- Born: Margaret Lois "Peggy" Richmond February 14, 1943 Muskogee, Oklahoma, United States
- Died: February 18, 2017 (aged 74) Muskogee, Oklahoma, United States
- Education: Bacone College, Northeastern State University
- Alma mater: Northeastern State University
- Known for: author, business owner, Native American art gallery owner
- Spouse: Jerome Tiger
- Website: http://www.tigerartgallery.com

= Peggy Tiger =

Cherokee Nation author and art gallery owner

Margaret Lois “Peggy” Tiger (February 14, 1943 - February 18, 2017) was a Cherokee Nation author and art gallery owner in Oklahoma. The widow of painter Jerome Tiger, she served as the caretaker of her husband's artistic legacy since his death in 1967. She wrote one of the first biographies on the life of Jerome Tiger and his artwork. Tiger was also the mother of Cherokee artist and women's rights activist, Dana Tiger.

==Early life==
Born in 1943, Peggy Tiger was raised in the towns of Muskogee and Eufaula, Oklahoma. In an oral history interview in 2012, she noted that she had had no interest in art until meeting Jerome Tiger, whom she married when she was eighteen. They had three children together, Dana, Lisa, and Christopher, who was two weeks old when Jerome was killed at the age of twenty-six in a gun accident. In the years following, Peggy Tiger would adopt three more children and act as an informal mother to many others, including the friends of her children. She also continued coursework at Bacone College and Northeastern State University, graduating from the latter with a bachelor's degree in American Studies.

==Career==
After her husband's death, Tiger and her cousin, Molly Babcock, began collaborating with Bob Lengacher at Tulsa Litho to create limited-edition prints of Jerome's work. She and Molly formed the Jerome Tiger Art Company in 1969, and Molly traveled to promote the prints while Peggy ran the home office, answering the phone, taking orders, and informing potential buyers about the artist and his art. The two women also worked together on the 1980 book, The Life and Art of Jerome Tiger: War to Peace, Death to Life (University of Oklahoma Press, 1980), which was both a detailed biography as well as an art book.

The Tiger Art Gallery was formed later, and Peggy ran that for many years. Originating as a T-shirt business to sell the designs of Johnny Tiger, Jerome's brother, it later became even more of a family affair. Today it includes Johnny's work as well as that of two of Peggy and Jerome's children, Dana and Chris (who was killed in a 1990 shooting), and Dana's children, Christie and Lisan.

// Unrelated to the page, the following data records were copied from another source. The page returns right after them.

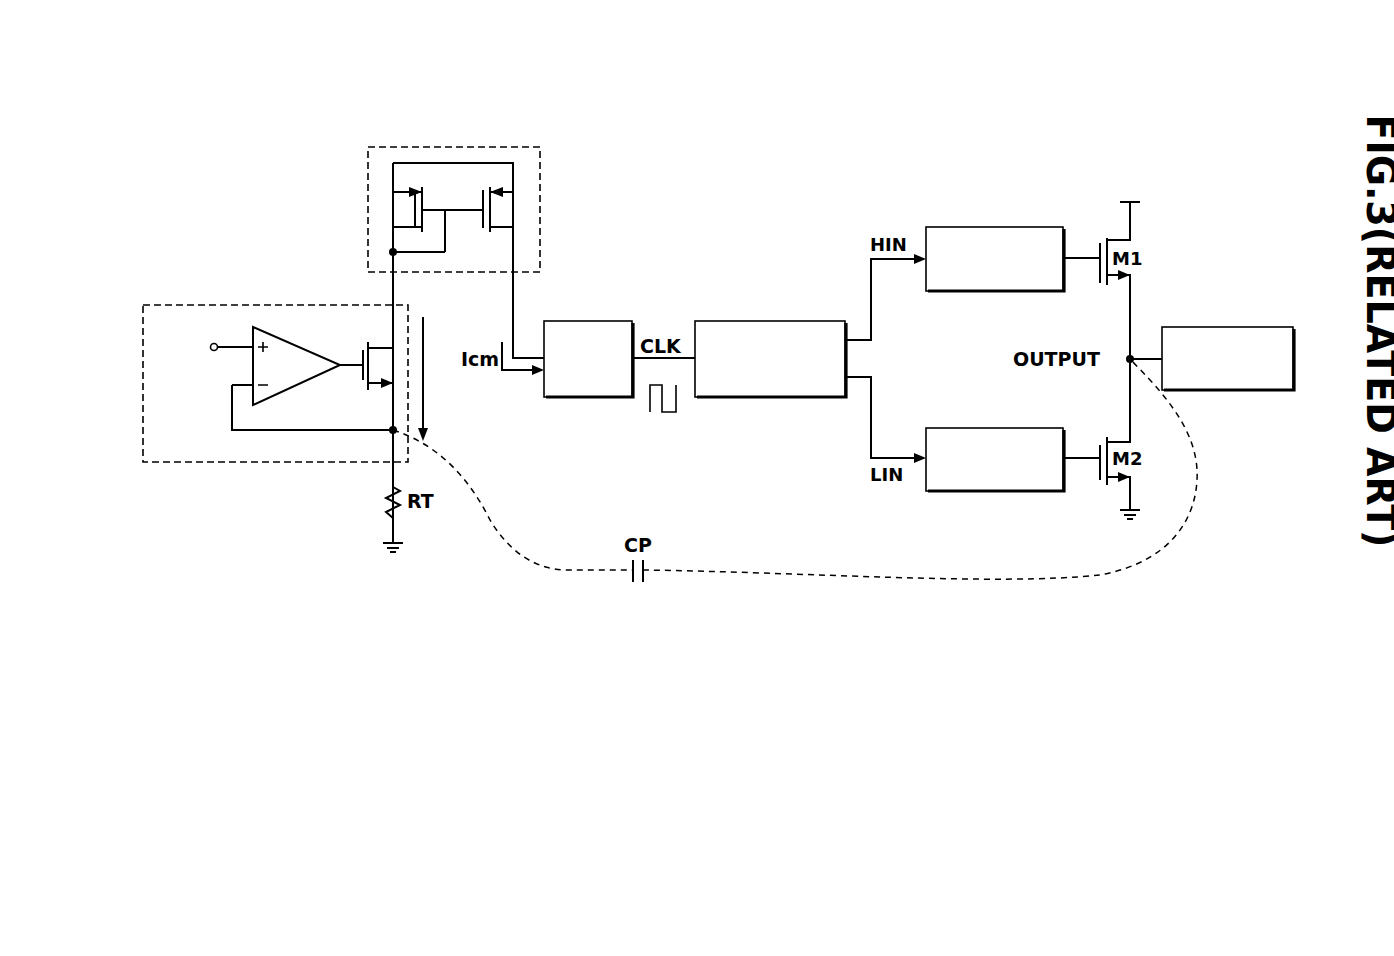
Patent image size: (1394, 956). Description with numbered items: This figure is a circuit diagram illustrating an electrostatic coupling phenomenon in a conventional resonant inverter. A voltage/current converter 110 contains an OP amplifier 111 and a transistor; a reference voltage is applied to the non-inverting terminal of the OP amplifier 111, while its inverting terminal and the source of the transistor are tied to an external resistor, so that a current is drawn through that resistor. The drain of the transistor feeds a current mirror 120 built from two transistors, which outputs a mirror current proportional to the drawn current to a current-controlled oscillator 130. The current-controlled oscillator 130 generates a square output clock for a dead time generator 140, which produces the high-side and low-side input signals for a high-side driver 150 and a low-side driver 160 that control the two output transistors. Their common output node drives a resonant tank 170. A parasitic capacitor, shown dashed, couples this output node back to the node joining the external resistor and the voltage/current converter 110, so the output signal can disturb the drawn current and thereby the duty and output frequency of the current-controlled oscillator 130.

The voltage/current converter 110 is at (143, 370).
The OP amplifier 111 is at (302, 347).
The current mirror 120 is at (368, 207).
The current-controlled oscillator (CCO) 130 is at (590, 321).
The dead time generator 140 is at (771, 321).
The high-side driver 150 is at (997, 227).
The low-side driver 160 is at (990, 491).
The resonant tank 170 is at (1229, 327).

Beginning in 2004, Peggy worked for the Cherokee Nation as a researcher and writer. She has been involved in community life in many ways, including serving as the Tulsa representative for the HIV-awareness group, “Positively Native,” after her daughter Lisa tested positive in 1992. Lisa is a well-known AIDS activist and motivational speaker.

==Death==
Peggy Tiger passed away in Muskogee, Oklahoma on February 18, 2017.